Anglo writers on Montreal survival tactics

Graphic by Ginger Coons.

Every year, hundreds of young anglophone writers are lured to Montreal by English and creative writing programs and by the promise of living in a city with a vibrant and diverse cultural life.

And every year, hundreds of students graduate from those English programs and move back to cities like Toronto, where they seek out work as writers, playwrights and graphic novelists. For many, the challenges of trying to make a living as an Anglo writer in Quebec seem too great.

Blue Metropolis’s Reading The World From Montreal panel will feature four English-speaking writers discussing the difficulties of being an Anglo writer in Quebec. All four agree it can be difficult.

“Usually, writers need a ‘money job’ to support the writing habit,” said Claire Holden Rothman, author of the Giller-longlisted novel The Heart Specialist. “In a large, wealthy English-speaking city, you have many more job opportunities associated with the act of writing in English.”

Publishing and making contacts can also pose a problem. While Montreal has a few English-language publishing houses, the vast majority of publishers and literary agents are based in Toronto.

Sherwin Tjia, the writer and artist behind the graphic novel The Hipless Boy, explained one of the ways this can be problematic for emerging writers.

“Say you’re doing a reading […] and a publisher just happens to be there because one of their authors is on the bill, and you really impress them. They might come up to you afterwards and be all like, ‘Do you have a full-length manuscript you could send me?’ It’s that sort of thing. It’s the social milieu. And while there are some small publishers here, the big guns are in Toronto.”

Playwright Greg MacArthur explained how Anglo playwrights in Quebec face a different version of this problem. “There are very few companies here that are producing new [English] work on a professional level. Someone—I think it was Rufus Wainwright—once said that Montreal is a great city to create work in, but not a great city to produce work in.”

This is a major paradox many emerging writers looking to publish their first novel or produce their first play find themselves faced with; while it’s easier to be an Anglo writer in Toronto, it’s easier to be young and poor and writing in Montreal.

“Some days I think I would do much better professionally if I were in Toronto,” said Tjia. “But then my rent would go up, so would my bus pass, and I would have to start working full-time instead of three days a week.”

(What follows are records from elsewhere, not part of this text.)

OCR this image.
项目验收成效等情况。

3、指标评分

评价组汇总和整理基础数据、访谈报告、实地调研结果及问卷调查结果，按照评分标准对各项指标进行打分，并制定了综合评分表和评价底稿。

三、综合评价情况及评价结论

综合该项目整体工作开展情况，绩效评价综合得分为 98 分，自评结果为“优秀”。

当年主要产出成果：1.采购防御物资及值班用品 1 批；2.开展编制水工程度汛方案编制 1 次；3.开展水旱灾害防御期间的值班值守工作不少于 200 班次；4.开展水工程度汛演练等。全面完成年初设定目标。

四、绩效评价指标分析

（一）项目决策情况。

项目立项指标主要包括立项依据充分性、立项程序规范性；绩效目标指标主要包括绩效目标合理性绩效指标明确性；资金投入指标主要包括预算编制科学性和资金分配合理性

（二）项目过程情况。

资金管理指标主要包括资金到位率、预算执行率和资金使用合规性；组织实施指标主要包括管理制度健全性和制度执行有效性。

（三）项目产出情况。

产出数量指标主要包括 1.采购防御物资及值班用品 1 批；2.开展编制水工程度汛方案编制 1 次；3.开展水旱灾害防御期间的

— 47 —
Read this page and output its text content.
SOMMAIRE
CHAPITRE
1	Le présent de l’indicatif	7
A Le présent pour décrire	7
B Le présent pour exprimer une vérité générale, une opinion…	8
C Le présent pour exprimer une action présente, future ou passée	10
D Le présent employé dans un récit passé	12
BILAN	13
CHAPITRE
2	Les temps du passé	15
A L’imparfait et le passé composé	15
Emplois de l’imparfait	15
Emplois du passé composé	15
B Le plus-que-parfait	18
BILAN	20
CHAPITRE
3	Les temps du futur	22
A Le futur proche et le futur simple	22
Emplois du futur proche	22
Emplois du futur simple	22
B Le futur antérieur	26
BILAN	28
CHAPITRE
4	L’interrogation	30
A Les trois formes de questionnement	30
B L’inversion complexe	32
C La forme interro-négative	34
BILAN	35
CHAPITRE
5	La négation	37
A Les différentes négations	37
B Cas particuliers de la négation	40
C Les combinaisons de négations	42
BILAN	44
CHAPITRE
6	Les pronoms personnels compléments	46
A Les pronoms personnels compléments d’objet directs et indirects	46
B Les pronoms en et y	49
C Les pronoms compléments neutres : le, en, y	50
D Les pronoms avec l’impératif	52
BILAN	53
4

Despite this, all the panellists agreed that there are a number of benefits to living in a city where theirs is not the dominant language.

Elise Moser, author of the novel Because I Have Loved and Hidden It, pointed out that “many of us are here because we love to live in a multilingual place. We love language, not just English.”

Montreal’s cultural diversity also means writers “have the treasure of living in a city with the best French-speaking artists in the country,” said Rothman.

“There is a kind of ramshackle, DIY, get-up-and-go about people here which is lovely…Little cultural events seem to spring up like weeds, and instead of being wet blankets when you propose something fun and ridiculous, people are all like, ‘Why the fuck not?’” said Tjia.

Moser agreed. “I like it here. It’s a vibrant, culturally and linguistically rich society with

some very progressive values. Combine that with a relatively low cost of living and you get this bubbling musical, theatrical, literary stew.”

“Montreal’s an affordable and physically beautiful city full of largely playful, open, creative people,” said Rothman. “What more can you ask for?”

The Reading The World From Montreal panel takes place April 24 at 8:30 p.m. at Regence A of the Delta Centre-Ville (777 University St.). Admission is $5.